RESULTS: A significant decrease in myopia progression was noted during the 2nd and 3rd years of atropine treatment: A −0.55 ± 0.55D, −0.15 ± 0.15, −0.12 ± 0.12D were 1st, 2nd, 3rd years, respectively, A + PAL −0.47 ± 0.37D, −0.10 ± 0.25D, and −0.11 ± 0.25D were 1st, 2nd, 3rd years, respectively, A + CL −0.36 ± 0.43D, −0.13 ± 0.29D, and −0.10 ± 0.27D were 1st, 2nd, 3rd years, respectively. Myopia progression over 3 years, respectively, was −0.82 ± 0.50D, −0.70 ± 0.69D, −0.59 ± 0.66D in the bifocal group and −1.20 ± 1.28D, −0.72 ± 0.62D, −0.65 ± 0.47D in the SV group. One year after cessation of atropine treatment, myopia progression was − 0.32 ± 0.31D in A, −0.23 ± 0.28D in A + PAL, and −0.18 ± 0.35D in A + CL.
CONCLUSION: Atropine 0.01% presented as effective at decelerating myopia progression, more prominent in the 2nd and 3rd years of treatment. Combining atropine 0.01% with optical modalities exhibited a trend for added efficacy over monotherapy. A + CL exhibited the least rebound effect 1 year after cessation of treatment.

Keywords: Atropine, myopia, myopia control, myopia progression

How to cite this URL:
Erdinest N, London N, Lavy I, Levinger N, Pras E, Morad Y. Original article: Myopia control utilizing low-dose atropine as an isolated therapy or in combination with other optical measures: A retrospective cohort study.

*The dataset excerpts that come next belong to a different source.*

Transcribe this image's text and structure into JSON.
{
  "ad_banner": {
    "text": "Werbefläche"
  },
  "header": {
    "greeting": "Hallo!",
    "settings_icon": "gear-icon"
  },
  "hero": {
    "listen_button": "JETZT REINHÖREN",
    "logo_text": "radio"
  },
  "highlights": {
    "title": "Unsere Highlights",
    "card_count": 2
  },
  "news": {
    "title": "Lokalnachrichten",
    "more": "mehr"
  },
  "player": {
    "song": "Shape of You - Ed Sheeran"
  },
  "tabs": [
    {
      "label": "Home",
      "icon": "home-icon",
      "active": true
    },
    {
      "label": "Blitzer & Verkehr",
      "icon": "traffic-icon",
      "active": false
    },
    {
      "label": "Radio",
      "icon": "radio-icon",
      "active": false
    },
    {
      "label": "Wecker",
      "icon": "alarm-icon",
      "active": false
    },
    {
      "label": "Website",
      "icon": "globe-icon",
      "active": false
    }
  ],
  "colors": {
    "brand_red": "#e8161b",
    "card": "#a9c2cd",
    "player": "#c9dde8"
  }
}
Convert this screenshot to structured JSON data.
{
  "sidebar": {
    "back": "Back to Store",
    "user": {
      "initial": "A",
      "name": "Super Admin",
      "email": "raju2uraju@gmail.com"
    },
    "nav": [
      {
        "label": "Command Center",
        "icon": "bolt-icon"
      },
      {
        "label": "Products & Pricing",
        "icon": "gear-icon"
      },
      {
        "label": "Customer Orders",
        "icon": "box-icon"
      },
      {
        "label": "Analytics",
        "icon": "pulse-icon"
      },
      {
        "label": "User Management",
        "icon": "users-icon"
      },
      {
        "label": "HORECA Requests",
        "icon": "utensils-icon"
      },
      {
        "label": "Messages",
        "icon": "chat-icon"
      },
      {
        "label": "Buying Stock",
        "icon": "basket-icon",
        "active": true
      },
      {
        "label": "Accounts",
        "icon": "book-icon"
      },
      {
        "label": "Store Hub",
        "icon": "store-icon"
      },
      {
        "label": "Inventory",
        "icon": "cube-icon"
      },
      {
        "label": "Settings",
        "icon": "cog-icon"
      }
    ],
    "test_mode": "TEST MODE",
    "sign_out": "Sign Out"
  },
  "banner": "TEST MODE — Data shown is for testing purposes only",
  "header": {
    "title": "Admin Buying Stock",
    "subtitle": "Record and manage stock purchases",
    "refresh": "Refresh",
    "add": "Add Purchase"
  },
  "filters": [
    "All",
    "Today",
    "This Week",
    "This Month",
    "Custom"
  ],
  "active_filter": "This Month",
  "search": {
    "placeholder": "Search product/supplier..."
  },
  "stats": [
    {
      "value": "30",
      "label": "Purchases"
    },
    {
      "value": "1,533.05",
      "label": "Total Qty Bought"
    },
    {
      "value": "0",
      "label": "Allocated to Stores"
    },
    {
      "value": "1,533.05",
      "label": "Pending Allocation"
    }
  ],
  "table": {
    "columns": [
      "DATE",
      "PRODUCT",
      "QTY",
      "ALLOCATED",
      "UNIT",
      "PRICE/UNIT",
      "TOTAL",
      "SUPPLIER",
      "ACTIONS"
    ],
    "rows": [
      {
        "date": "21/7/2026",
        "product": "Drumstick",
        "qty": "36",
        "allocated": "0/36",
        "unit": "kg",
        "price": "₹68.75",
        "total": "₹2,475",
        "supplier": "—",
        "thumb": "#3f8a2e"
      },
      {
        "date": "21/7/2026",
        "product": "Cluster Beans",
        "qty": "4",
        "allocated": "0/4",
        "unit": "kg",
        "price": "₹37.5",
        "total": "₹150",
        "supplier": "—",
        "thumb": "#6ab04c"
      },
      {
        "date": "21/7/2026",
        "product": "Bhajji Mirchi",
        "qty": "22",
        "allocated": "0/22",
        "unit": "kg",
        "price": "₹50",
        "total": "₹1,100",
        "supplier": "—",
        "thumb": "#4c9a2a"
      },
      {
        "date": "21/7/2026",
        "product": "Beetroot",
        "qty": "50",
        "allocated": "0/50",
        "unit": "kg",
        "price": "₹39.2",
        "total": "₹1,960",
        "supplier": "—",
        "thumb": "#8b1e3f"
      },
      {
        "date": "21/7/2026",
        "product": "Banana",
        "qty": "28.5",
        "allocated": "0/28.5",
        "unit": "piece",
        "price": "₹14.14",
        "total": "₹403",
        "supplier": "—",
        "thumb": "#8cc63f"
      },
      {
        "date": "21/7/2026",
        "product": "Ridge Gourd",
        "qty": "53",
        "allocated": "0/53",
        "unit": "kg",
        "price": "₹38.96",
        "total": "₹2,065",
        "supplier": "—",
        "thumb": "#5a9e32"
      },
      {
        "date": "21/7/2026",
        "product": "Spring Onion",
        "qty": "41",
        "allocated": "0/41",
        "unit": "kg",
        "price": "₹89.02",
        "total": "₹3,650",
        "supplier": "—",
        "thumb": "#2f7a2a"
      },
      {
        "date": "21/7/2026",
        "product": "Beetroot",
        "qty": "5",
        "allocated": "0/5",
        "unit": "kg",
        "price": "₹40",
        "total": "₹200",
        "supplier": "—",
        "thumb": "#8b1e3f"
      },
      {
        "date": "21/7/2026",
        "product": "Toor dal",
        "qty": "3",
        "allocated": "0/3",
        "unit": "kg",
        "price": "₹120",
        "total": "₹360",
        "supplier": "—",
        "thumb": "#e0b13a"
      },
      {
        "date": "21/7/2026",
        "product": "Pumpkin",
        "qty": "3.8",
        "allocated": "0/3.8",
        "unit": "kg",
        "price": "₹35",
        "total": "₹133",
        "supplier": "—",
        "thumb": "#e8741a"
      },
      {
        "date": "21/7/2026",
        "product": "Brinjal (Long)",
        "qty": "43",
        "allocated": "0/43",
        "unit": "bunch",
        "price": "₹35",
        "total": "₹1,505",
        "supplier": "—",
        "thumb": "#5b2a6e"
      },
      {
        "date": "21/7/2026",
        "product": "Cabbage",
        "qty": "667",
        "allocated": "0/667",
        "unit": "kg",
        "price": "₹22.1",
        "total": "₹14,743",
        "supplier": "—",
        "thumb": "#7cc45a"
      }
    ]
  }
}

Taiwan J Ophthalmol [Epub ahead of print] [cited 2023 Jan 28]. Available from: https://www.e-tjo.org/preprintarticle.asp?id=353132

  Introduction Top

Myopia is the most common refractive error worldwide, and its growing frequency is considered an epidemic spanning the entire literate world.[1],[2] Untreated, progressive myopia sometimes leads to severe complications affecting vision, ocular alignment, and even blindness.[3] Both genetic and environmental factors influence myopia occurrence and progression, and some seem to be closely linked to each other.[3],[4],[5] Lack of outdoor activity and high levels of education, possibly related, are probably important factors.[6] Excessive and prolonged accommodation associated with near work is another possible catalyst for axial elongation by releasing chemical mediators that induce scleral and retinal growth.[7] Hyperopic peripheral retinal blur is a risk factor for myopia development, while myopic peripheral blur may decrease progression.[8]

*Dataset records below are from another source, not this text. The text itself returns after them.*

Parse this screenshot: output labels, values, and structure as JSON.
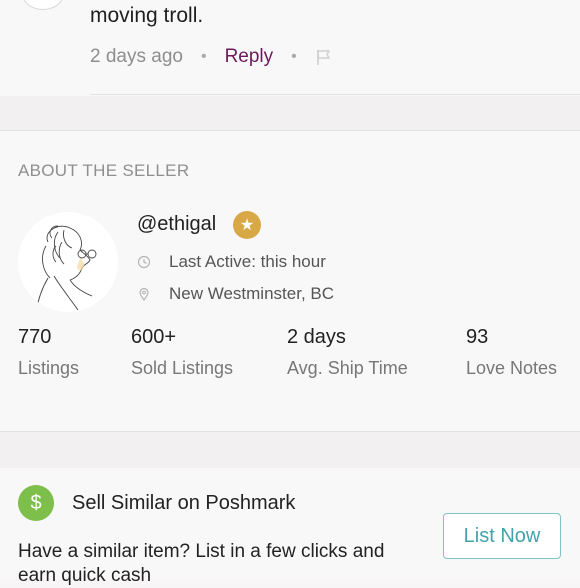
{
  "comment": {
    "text": "moving troll.",
    "time": "2 days ago",
    "reply_label": "Reply"
  },
  "seller": {
    "section_title": "ABOUT THE SELLER",
    "handle": "@ethigal",
    "last_active": "Last Active: this hour",
    "location": "New Westminster, BC",
    "stats": [
      {
        "value": "770",
        "label": "Listings"
      },
      {
        "value": "600+",
        "label": "Sold Listings"
      },
      {
        "value": "2 days",
        "label": "Avg. Ship Time"
      },
      {
        "value": "93",
        "label": "Love Notes"
      }
    ]
  },
  "sell_similar": {
    "title": "Sell Similar on Poshmark",
    "body": "Have a similar item? List in a few clicks and earn quick cash",
    "button_label": "List Now"
  },
  "colors": {
    "reply": "#6b1a5b",
    "badge": "#d8a847",
    "dollar": "#7dbf4a",
    "button_border": "#7ec3c8"
  }
}
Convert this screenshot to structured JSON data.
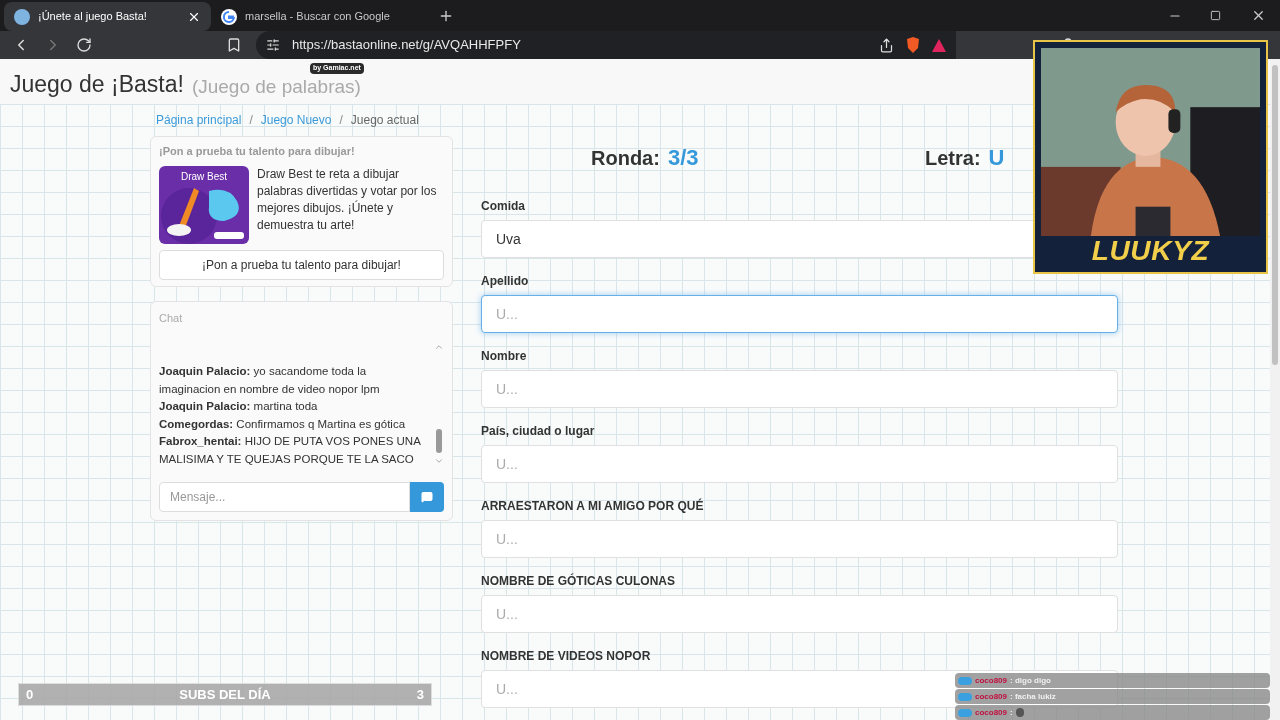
{
  "browser": {
    "tabs": [
      {
        "title": "¡Únete al juego Basta!",
        "selected": true
      },
      {
        "title": "marsella - Buscar con Google",
        "selected": false
      }
    ],
    "url": "https://bastaonline.net/g/AVQAHHFPFY"
  },
  "header": {
    "title": "Juego de ¡Basta!",
    "subtitle": "(Juego de palabras)",
    "badge": "by Gamiac.net"
  },
  "breadcrumbs": [
    {
      "label": "Página principal",
      "kind": "link"
    },
    {
      "separator": "/",
      "label": "Juego Nuevo",
      "kind": "link"
    },
    {
      "separator": "/",
      "label": "Juego actual",
      "kind": "current"
    }
  ],
  "promo": {
    "heading": "¡Pon a prueba tu talento para dibujar!",
    "thumbnail_title": "Draw Best",
    "description": "Draw Best te reta a dibujar palabras divertidas y votar por los mejores dibujos. ¡Únete y demuestra tu arte!",
    "button": "¡Pon a prueba tu talento para dibujar!"
  },
  "chat": {
    "title": "Chat",
    "messages": [
      {
        "user": "Joaquin Palacio:",
        "text": "yo sacandome toda la imaginacion en nombre de video nopor lpm"
      },
      {
        "user": "Joaquin Palacio:",
        "text": "martina toda"
      },
      {
        "user": "Comegordas:",
        "text": "Confirmamos q Martina es gótica"
      },
      {
        "user": "Fabrox_hentai:",
        "text": "HIJO DE PUTA VOS PONES UNA MALISIMA Y TE QUEJAS PORQUE TE LA SACO"
      }
    ],
    "placeholder": "Mensaje..."
  },
  "round": {
    "label": "Ronda:",
    "value": "3/3"
  },
  "letter": {
    "label": "Letra:",
    "value": "U"
  },
  "fields": [
    {
      "label": "Comida",
      "value": "Uva",
      "focused": false
    },
    {
      "label": "Apellido",
      "placeholder": "U...",
      "focused": true
    },
    {
      "label": "Nombre",
      "placeholder": "U...",
      "focused": false
    },
    {
      "label": "País, ciudad o lugar",
      "placeholder": "U...",
      "focused": false
    },
    {
      "label": "ARRAESTARON A MI AMIGO POR QUÉ",
      "placeholder": "U...",
      "focused": false
    },
    {
      "label": "NOMBRE DE GÓTICAS CULONAS",
      "placeholder": "U...",
      "focused": false
    },
    {
      "label": "NOMBRE DE VIDEOS NOPOR",
      "placeholder": "U...",
      "focused": false
    }
  ],
  "stream": {
    "name": "LUUKYZ",
    "subs": {
      "start": "0",
      "label": "SUBS DEL DÍA",
      "goal": "3"
    },
    "chat": [
      {
        "user": "coco809",
        "kind": "text",
        "text": ": digo digo"
      },
      {
        "user": "coco809",
        "kind": "text",
        "text": ": facha lukiz"
      },
      {
        "user": "coco809",
        "kind": "emote",
        "text": ":"
      }
    ]
  }
}
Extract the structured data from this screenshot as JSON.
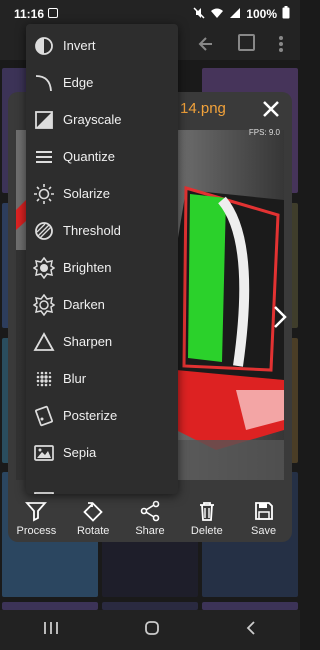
{
  "status": {
    "time": "11:16",
    "battery": "100%"
  },
  "dialog": {
    "title": "14.png",
    "fps": "FPS: 9.0"
  },
  "menu": {
    "items": [
      {
        "label": "Invert",
        "icon": "invert-icon"
      },
      {
        "label": "Edge",
        "icon": "edge-icon"
      },
      {
        "label": "Grayscale",
        "icon": "grayscale-icon"
      },
      {
        "label": "Quantize",
        "icon": "quantize-icon"
      },
      {
        "label": "Solarize",
        "icon": "solarize-icon"
      },
      {
        "label": "Threshold",
        "icon": "threshold-icon"
      },
      {
        "label": "Brighten",
        "icon": "brighten-icon"
      },
      {
        "label": "Darken",
        "icon": "darken-icon"
      },
      {
        "label": "Sharpen",
        "icon": "sharpen-icon"
      },
      {
        "label": "Blur",
        "icon": "blur-icon"
      },
      {
        "label": "Posterize",
        "icon": "posterize-icon"
      },
      {
        "label": "Sepia",
        "icon": "sepia-icon"
      }
    ]
  },
  "toolbar": {
    "process": "Process",
    "rotate": "Rotate",
    "share": "Share",
    "delete": "Delete",
    "save": "Save"
  },
  "colors": {
    "accent": "#f2a23a",
    "dialog_bg": "#3a3a3a",
    "menu_bg": "#2d2d2d"
  }
}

The search for a treatment to arrest myopia progression yielded several recommendations, including increased outdoor activity, diluted atropine, orthokeratology, bifocal or progressive addition spectacle lenses, and soft multifocal center-near peripheral-blur contact lenses.[6]

This study attempted to ascertain whether 0.01% atropine is more effective combined with progressive addition spectacle lenses or soft bifocal contact lenses. We included two control groups, one wearing bifocal spectacle lenses and a group wearing monotherapy single vision (SV) spectacles distance lenses. The study was conducted over 4 years, including a 3-year treatment period and a 1-year washout period, to observe if any therapy would display a rebound effect.

  Materials and Methods Top

The study included 104 myopic children with an average age of 10.1 ± 2.1 (52% females) with a refractive error of 1.25–9.00D (median −4.50D, average −4.40 ± 2.31D) who underwent myopia control intervention followed over 4 years. One hundred and two children were of Jewish Caucasian descent, two of Arabic Middle-Eastern descent.

Ethical principles

This study followed the tenets of the Helsinki Declaration. The Medical Center Institutional Review Board approval was obtained for this study and all of the procedures were carried out per their guidelines (approval number: 0345-21-HMO). The parents were aware that their children were participating in this study.

Inclusion and exclusion criteria

Inclusion criteria were a cycloplegic spherical equivalent refraction (SER) equal to or above −1.00D in each eye and a best-corrected visual acuity (VA) of 6/9 or better in each eye. The children all had documented myopic progression of at least −0.75D in the year before beginning this study.

Exclusion criteria included any systemic or ocular diseases such as connective tissue disorders or strabismus or had any previous atropine therapy (for myopia progression or amblyopia). Children with astigmatism >2.00D, and anyone with current or prior rigid gas permeable contact lens experience, including orthokeratology lenses, were excluded. Children wearing spherical or astigmatic soft contact lenses ceased lens wear for 2 or 4 weeks, respectively, before the commencement of treatment.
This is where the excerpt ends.